Несмотря на это, она для меня была и остается самой лучшей мамой, а для отца — самой лучшей супругой. Увы, порой мы подтрунивали над ней, и в наше оправдание я могу сказать только то, что мы никогда не смеялись ей в лицо. Я знаю, это довольно жалкое оправдание, но все-таки лучше, чем ничего.

— Ты показался мне мрачным, когда вошел, — сказал отец. — С Эрни все в порядке?

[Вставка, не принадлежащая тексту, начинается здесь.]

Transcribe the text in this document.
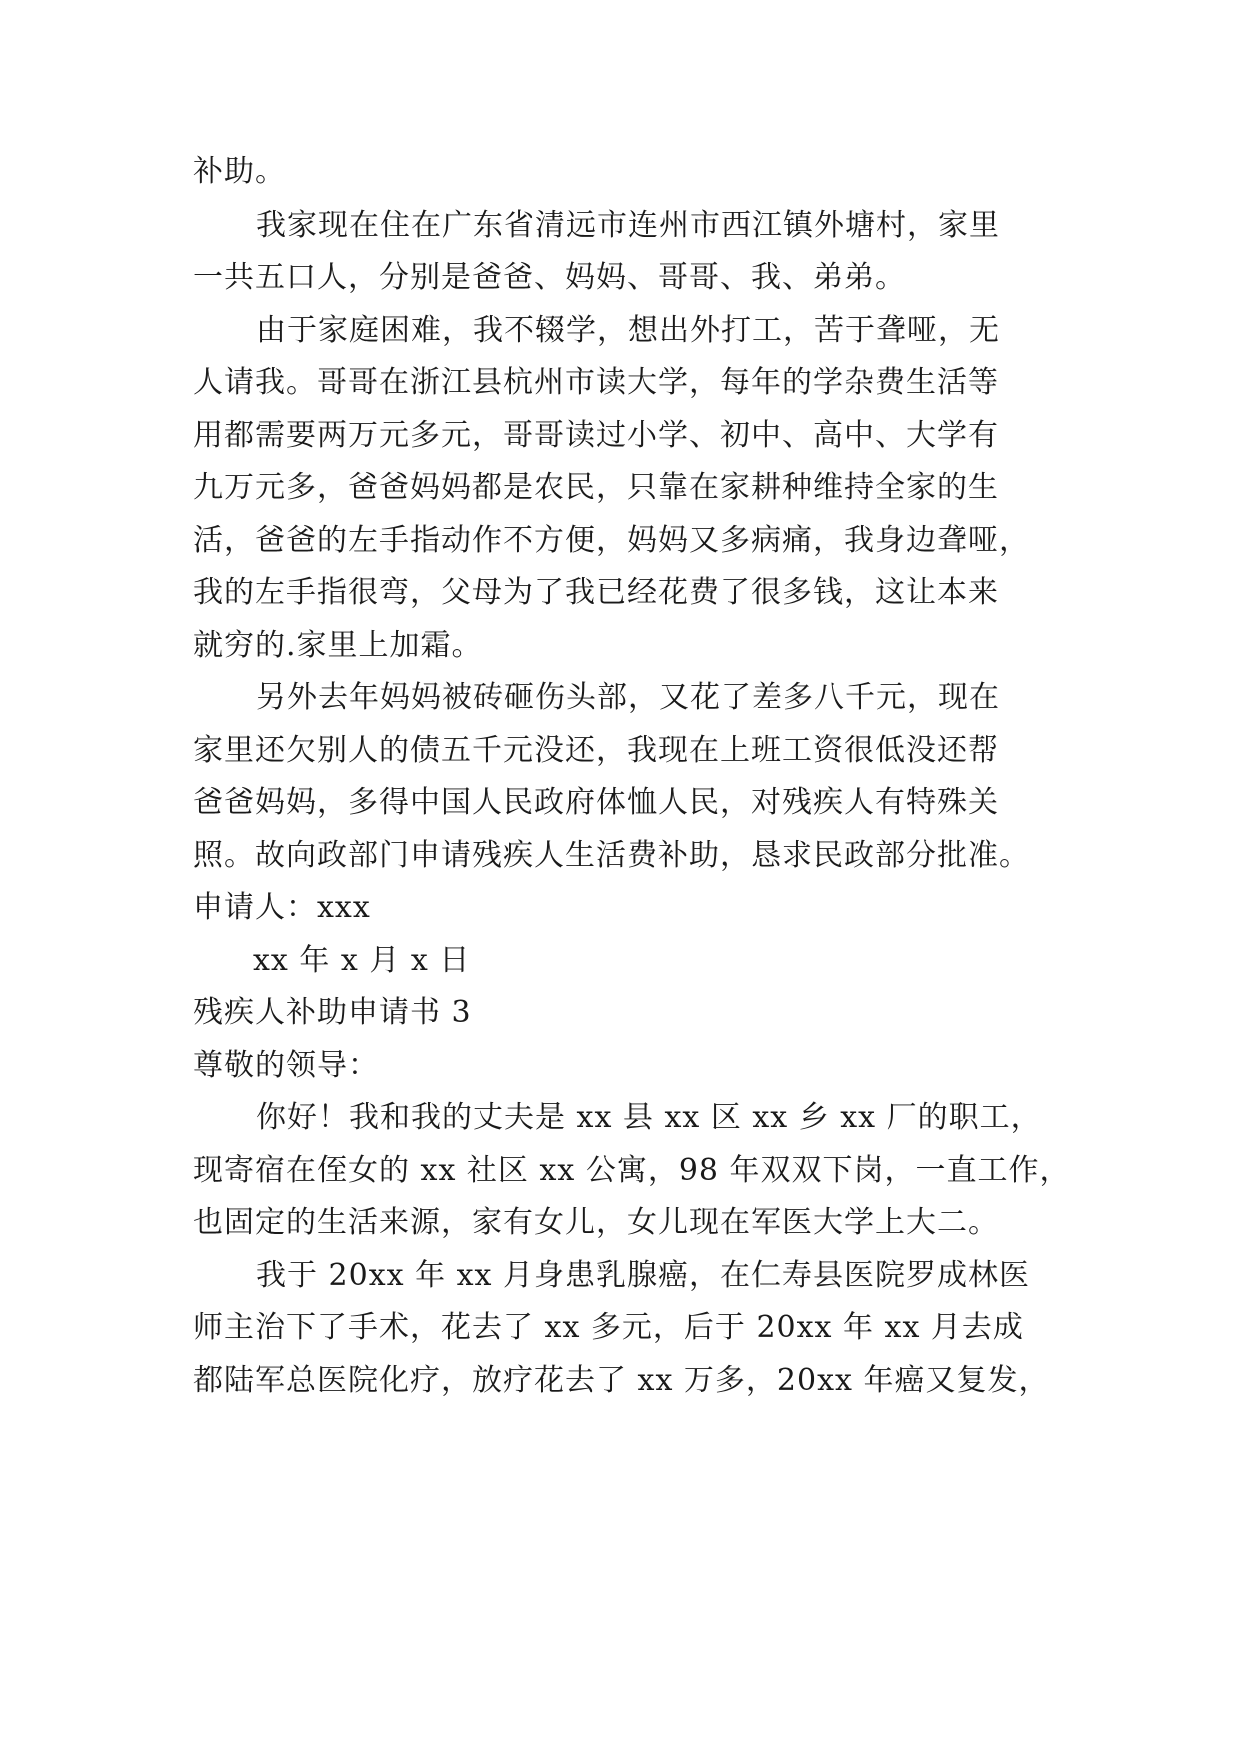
补助。
我家现在住在广东省清远市连州市西江镇外塘村，家里
一共五口人，分别是爸爸、妈妈、哥哥、我、弟弟。
由于家庭困难，我不辍学，想出外打工，苦于聋哑，无
人请我。哥哥在浙江县杭州市读大学，每年的学杂费生活等
用都需要两万元多元，哥哥读过小学、初中、高中、大学有
九万元多，爸爸妈妈都是农民，只靠在家耕种维持全家的生
活，爸爸的左手指动作不方便，妈妈又多病痛，我身边聋哑，
我的左手指很弯，父母为了我已经花费了很多钱，这让本来
就穷的.家里上加霜。
另外去年妈妈被砖砸伤头部，又花了差多八千元，现在
家里还欠别人的债五千元没还，我现在上班工资很低没还帮
爸爸妈妈，多得中国人民政府体恤人民，对残疾人有特殊关
照。故向政部门申请残疾人生活费补助，恳求民政部分批准。
申请人：xxx
xx 年 x 月 x 日
残疾人补助申请书 3
尊敬的领导：
你好！我和我的丈夫是 xx 县 xx 区 xx 乡 xx 厂的职工，
现寄宿在侄女的 xx 社区 xx 公寓，98 年双双下岗，一直工作，
也固定的生活来源，家有女儿，女儿现在军医大学上大二。
我于 20xx 年 xx 月身患乳腺癌，在仁寿县医院罗成林医
师主治下了手术，花去了 xx 多元，后于 20xx 年 xx 月去成
都陆军总医院化疗，放疗花去了 xx 万多，20xx 年癌又复发，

— А что с ним может произойти? — спросил я и пошел ставить на плиту кастрюлю с супом, которую видел в холодильнике. — Он купил машину, это оказалось ошибкой, но с самим Эрни все в порядке. — Конечно, я врал, но есть вещи, о которых не хочется говорить даже своему отцу, как бы он ни преуспел в великом американском призвании отцовства.

— Иногда люди должны на собственном опыте убедиться, что совершили ошибку, — сказал отец.

— Ну, — ответил я, — надеюсь, скоро он в этом убедится. Он поставил машину к Дарнеллу и будет платить за нее двадцать долларов в неделю, потому что его родители не хотят, чтобы она стояла у них дома.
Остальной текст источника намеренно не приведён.